Some activists even proposed that clan houses subsidise the long-term tenants.

Incidentally, a number of these tenants are the same parties who have benefited from the sub–leases for decades. They are also the ones who stretch payments knowing that clan houses are less litigious compared with private landlords.

For the advocates of subsidies for tenants, let me raise the question on who will subsidise the clan houses for the exorbitant costs of repairs and restoration?

Berlin’s way was for a Rent Observatory body to monitor excessive rate hikes (rent brakes) and not limit an increase in rental.

There are different areas within the Heritage Zone and the conditions of the properties are taken into consideration.

The local council legislation is only enforced when the tenants take the landlords to court. There are also exceptions to the rental limits on percentage increase.

If a property is renovated at a cost that reaches beyond a third of what it would cost to construct a new building, the limit on the rental rise is waived.

The problem with our public policy is that recommended solutions tend to be reactionary in response to small groups generating higher decibels.

There should be an integrated approach where stakeholders should be invited to meet with policymakers to offer their views and feedback.
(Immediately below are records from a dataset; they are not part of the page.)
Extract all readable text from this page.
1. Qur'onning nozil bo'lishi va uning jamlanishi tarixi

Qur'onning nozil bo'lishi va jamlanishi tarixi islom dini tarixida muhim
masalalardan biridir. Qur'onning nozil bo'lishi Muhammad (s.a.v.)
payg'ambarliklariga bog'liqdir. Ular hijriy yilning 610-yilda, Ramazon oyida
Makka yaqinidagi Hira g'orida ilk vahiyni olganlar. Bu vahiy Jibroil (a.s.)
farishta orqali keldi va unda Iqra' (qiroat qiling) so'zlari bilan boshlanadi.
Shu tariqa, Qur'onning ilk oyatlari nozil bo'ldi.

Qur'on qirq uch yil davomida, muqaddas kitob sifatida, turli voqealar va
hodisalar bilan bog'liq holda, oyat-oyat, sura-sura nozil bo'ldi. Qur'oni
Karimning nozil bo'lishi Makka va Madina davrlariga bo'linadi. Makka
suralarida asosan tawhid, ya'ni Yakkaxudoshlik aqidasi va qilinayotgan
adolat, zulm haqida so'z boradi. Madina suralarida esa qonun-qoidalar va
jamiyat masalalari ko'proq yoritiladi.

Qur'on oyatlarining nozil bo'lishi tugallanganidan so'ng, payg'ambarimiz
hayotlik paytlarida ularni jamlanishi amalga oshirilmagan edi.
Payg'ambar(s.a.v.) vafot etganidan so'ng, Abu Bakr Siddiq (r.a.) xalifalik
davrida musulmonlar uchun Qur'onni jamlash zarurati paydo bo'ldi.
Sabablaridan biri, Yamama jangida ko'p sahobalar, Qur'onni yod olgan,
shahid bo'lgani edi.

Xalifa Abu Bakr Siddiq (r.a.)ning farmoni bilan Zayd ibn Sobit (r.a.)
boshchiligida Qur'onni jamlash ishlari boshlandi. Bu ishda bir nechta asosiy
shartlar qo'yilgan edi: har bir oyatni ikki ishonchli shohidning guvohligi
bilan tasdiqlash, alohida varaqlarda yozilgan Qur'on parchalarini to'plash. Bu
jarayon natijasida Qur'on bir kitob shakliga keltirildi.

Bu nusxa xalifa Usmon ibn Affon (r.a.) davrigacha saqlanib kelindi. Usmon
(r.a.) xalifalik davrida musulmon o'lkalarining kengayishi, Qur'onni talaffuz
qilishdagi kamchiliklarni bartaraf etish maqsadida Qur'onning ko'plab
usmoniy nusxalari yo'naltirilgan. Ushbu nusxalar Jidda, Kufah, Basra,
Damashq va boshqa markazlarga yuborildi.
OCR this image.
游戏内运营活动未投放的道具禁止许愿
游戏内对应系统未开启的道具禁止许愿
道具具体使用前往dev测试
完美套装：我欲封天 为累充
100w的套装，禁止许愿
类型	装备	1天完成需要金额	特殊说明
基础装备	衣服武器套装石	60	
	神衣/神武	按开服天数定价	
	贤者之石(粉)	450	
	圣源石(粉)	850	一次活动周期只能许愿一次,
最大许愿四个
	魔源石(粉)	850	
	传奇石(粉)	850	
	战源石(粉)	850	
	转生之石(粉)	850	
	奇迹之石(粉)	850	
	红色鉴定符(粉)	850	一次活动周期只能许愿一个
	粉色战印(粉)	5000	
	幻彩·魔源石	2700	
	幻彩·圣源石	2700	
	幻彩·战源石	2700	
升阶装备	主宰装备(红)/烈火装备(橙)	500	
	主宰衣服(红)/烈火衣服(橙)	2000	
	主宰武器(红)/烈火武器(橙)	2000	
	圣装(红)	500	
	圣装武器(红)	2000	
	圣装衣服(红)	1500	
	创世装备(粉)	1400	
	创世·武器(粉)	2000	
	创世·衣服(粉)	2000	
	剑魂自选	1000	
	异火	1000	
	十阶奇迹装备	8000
There could be separate sessions with the clan houses, private landlords, and representatives of tenants to voice their concerns.

A comprehensive survey could be conducted by the Housing, Building and Planning Faculty of USM to determine the extent of the economic impact on the stakeholders.

From the findings, public policy measures can then be more objective and efficient without pandering to those who shout the loudest.

Seng H Yeoh is an FMT reader from Penang.